4 de fevereiro de 2010

A volta do ator à sua home


O ator está sentado em uma mesa, cheia de livros sobre a arte, sobre Hamlet e sobre auto-ajuda.
Ao seu lado direito, numa televisão, o Hamlet de um ator inglês clássico está monologando em preto e branco.   No plano baixo a frente da tevê, cartas estranhas de tarôt em punhados dispostas em círculo . Do outro lado, de forma simétrica, um “escudo do mestre” de RPG.
Pouca luz, ele coloca a luva de tesouras, de garras, sua arma ninja. Mas as tesouras são invisíveis, elas não cortam. Elas não danificam. Melhor pegar em armas? O ator está vestido de apresentador pateta, que vai discursar com a autoridade de uma Barbara Heliodora gótica sobre o solilóquio de Hamlet. Faltam-lhe as palavras, ele gagueja, não sai natural. Natural de cú é rola.  Ele olha par o Hamlet vídeo,  vislumbra alguma luz em final de um longo túnel interditado pela chuva. Mas as luzes das saídas de emergência estão apagadas. O vídeo fala, mas não dialoga. Ele é um bobo da corte, morto em sua incompetência de pensar o que falar de um Hamlet. Precisa ele ser Hamlet? Precisa? Mas como não... Ele pega seu telefone celular e liga ao acaso para algum amigo de oficio, como um desesperado, dentro de  prédio em chamas, em busca de um bombeiro nova iorquino, pronto pra ser retirado do alto de sua torre avariada. Quando o telefone atende (seja a pessoa ou caixa postal) o ator/vitima sente pela voz/recado que o bombeiro não pode socorrê-lo, e, aceitando seu destino/acaso, impõe sua poesia rota e carcomida. O ator-vítima tem um rompante, vai tentar ser Hamlet. Não consegue. Não consegue. Não consegue. Frustrado, ele tenta. A roupa para tirar é difícil, a atenção-tensão da platéia está sobre ele,  há expectativa, duvida, olhar de zombaria. Ele re-tenta. Não vai dar.
Vai se vestindo, se despindo, à vista e escondido, ao mesmo tempo em que liga pra outro numero, na verdade, agora ele quer dizer para algum amigo de oficio aleatório, representante da mídia e do status quo do entretenimento barato e raso que ele vai pular em Hamlet.  Mas mesmo a queda é difícil, pois ela parece que não termina... E ela não termina. Hamlet em queda, em vertigem, sem amparo e zonzo, não consegue vestir-se. A roupa está estranha, muitos já usaram e deixaram seu numero nela. Enquanto muda de roupa, troca de cena na tevê. Surgem mais Hamlets; do Kenneth, do Brook, Ensaio.Hamlet , Animaniacs , todos como um turbilhão de referências, formas, poética, parodias, recontextualização, crítica, desafio . A bota é do Didi. Mas não o Didi Mocó,  da sua Turma, dos Trapalhões.... Didi de Godot. Ela é difícil de calçar, dói, está apertada.  “Tá apertado, mãe”. Alguem já disse isso. Pause na tevê, a imagem está congelada no inconsciente. Ele pega a Caveira. A Caveira do bobo-babá guarda o cérebro do espantalho de OZ. É de plástico, mesmo o espantalho sendo de feno. Cérebro do espantalho de OZ? Que diabos isso está fazendo ai???????
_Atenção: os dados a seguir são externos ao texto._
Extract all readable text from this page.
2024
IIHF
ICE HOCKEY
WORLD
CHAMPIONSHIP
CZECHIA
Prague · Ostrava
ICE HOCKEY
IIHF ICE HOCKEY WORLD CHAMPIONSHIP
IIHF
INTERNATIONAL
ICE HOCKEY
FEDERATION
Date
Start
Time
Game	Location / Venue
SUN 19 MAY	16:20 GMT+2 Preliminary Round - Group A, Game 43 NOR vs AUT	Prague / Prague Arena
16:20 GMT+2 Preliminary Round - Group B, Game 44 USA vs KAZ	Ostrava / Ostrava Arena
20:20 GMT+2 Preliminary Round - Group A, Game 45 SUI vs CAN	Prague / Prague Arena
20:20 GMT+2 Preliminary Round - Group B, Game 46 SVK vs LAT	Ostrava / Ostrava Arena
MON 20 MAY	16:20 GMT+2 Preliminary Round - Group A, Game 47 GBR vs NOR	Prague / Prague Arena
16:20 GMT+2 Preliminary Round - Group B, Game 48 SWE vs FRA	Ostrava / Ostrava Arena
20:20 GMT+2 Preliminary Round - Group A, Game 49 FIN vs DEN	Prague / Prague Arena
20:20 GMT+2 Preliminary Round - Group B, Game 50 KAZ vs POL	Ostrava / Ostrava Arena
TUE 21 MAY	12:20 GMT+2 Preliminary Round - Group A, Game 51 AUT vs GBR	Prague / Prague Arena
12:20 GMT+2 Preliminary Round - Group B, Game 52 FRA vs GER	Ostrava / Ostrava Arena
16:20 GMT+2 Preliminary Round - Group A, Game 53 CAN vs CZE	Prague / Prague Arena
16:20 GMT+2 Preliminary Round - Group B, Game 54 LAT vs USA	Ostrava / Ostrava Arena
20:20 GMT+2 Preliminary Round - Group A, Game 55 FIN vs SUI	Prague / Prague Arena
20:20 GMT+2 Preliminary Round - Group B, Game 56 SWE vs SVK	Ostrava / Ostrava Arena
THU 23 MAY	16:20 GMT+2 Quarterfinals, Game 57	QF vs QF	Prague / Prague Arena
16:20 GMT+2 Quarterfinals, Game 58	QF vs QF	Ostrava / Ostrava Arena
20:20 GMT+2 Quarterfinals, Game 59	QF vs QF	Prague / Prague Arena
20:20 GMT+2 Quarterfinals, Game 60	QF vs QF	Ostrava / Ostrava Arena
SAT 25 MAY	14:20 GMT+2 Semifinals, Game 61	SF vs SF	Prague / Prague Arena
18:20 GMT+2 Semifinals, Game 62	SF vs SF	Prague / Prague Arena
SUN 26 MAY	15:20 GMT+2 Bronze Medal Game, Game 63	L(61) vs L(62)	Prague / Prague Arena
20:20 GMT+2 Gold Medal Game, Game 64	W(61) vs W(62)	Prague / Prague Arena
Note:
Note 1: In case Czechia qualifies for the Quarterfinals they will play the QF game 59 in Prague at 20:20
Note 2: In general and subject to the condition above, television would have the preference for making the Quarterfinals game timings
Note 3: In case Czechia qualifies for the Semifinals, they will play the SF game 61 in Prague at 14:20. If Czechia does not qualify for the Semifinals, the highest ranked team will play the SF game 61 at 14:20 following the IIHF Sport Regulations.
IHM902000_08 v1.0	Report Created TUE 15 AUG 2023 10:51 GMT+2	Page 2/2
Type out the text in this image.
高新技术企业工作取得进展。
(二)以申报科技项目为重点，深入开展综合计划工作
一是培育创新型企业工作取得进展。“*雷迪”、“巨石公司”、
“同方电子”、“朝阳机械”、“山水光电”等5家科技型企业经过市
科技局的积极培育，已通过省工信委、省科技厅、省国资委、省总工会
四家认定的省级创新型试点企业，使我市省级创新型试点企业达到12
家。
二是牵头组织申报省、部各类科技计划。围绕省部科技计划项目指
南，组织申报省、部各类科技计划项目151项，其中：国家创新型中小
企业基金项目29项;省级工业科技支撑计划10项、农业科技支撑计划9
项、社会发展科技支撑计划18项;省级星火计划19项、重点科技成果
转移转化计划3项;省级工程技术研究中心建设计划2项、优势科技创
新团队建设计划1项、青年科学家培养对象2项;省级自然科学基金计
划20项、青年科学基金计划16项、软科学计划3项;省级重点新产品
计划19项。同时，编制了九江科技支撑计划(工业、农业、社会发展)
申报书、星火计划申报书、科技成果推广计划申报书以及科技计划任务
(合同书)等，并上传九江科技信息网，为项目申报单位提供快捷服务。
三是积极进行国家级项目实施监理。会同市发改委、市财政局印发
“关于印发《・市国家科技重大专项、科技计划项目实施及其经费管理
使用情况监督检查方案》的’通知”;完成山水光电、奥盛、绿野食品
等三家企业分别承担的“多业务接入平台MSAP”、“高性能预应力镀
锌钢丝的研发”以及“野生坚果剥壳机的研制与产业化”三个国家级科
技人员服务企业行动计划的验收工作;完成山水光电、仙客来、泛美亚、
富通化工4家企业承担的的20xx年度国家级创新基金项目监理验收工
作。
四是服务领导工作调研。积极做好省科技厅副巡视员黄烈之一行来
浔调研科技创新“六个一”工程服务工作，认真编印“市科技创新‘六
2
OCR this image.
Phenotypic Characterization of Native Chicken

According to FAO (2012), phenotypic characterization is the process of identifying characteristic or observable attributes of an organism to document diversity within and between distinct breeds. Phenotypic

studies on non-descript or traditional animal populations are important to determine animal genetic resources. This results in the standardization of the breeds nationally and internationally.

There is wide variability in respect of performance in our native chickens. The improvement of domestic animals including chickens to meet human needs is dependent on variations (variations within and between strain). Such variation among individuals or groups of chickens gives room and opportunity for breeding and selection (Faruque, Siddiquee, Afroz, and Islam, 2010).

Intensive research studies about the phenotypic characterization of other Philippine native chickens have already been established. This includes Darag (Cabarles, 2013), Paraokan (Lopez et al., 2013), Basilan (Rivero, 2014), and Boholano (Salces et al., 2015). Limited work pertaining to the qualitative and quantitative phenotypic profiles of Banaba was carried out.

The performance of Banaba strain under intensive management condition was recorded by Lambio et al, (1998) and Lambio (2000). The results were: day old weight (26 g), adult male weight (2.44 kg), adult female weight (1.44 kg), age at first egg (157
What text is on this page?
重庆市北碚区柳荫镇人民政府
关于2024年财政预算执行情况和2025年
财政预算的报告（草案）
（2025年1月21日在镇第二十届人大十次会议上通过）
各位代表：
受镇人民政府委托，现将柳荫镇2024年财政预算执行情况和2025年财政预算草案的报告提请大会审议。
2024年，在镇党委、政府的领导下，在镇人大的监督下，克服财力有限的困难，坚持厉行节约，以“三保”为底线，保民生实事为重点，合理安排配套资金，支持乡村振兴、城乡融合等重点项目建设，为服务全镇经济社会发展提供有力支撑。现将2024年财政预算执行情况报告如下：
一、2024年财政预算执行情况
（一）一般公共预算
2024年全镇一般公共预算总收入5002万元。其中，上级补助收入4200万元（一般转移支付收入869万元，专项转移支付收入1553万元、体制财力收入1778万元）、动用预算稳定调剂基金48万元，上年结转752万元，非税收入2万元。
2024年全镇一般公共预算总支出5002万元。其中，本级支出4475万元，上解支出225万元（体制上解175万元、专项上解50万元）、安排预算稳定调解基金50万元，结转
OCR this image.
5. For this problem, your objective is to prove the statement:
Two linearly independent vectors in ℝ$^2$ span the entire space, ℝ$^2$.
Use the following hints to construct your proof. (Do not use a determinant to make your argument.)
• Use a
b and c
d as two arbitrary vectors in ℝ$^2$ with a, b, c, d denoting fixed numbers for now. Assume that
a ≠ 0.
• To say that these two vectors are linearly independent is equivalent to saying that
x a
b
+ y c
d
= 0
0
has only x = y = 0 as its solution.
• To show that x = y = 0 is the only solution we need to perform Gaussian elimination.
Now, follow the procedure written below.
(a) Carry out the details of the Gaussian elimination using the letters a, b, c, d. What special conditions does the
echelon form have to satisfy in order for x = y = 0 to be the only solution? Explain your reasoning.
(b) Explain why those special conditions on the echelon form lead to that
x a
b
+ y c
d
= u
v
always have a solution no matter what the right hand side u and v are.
Ele leva a caveira pra tirar a sorte no Tarôt da Vertigo/DC. Mar de cartas estranhas com seus arquétipos Junguianos, desenhada de forma gótica. Ele atira cartas ao chão. Elas não são visíveis, mas estão lá. Vai jogando até que aparece a Morte/Death. A Carta da Morte , estilizada, trás uma rosa azul. A rosa azul salvaria Hamlet, salvaria o ator, salvaria a platéia. Mas ela está dentro da carta. Então ele entende. Tudo é um jogo, ele é um jogador. Ele só gostaria que o jogo fosse mais justo, mas é um jogo, tem que jogá-lo. Jogo. Dados. Interpretação de papeis. Roleplaying. Fudeu. Não tem jeito. O ator/Hamlet/fracassado vai entrar em cena. Ele sabe que lá fora o mundo está morto e doente, mas os canibais querem devorá-lo. Ele está pronto para o sacrifício. Vamos comer Hamlet? Que gosto que o príncipe da Dinamarca tem? Será podre como o que vai por lá? Polônio e Claudius já saíram de cena. É agora, cena. Ora de entrar... Em cena.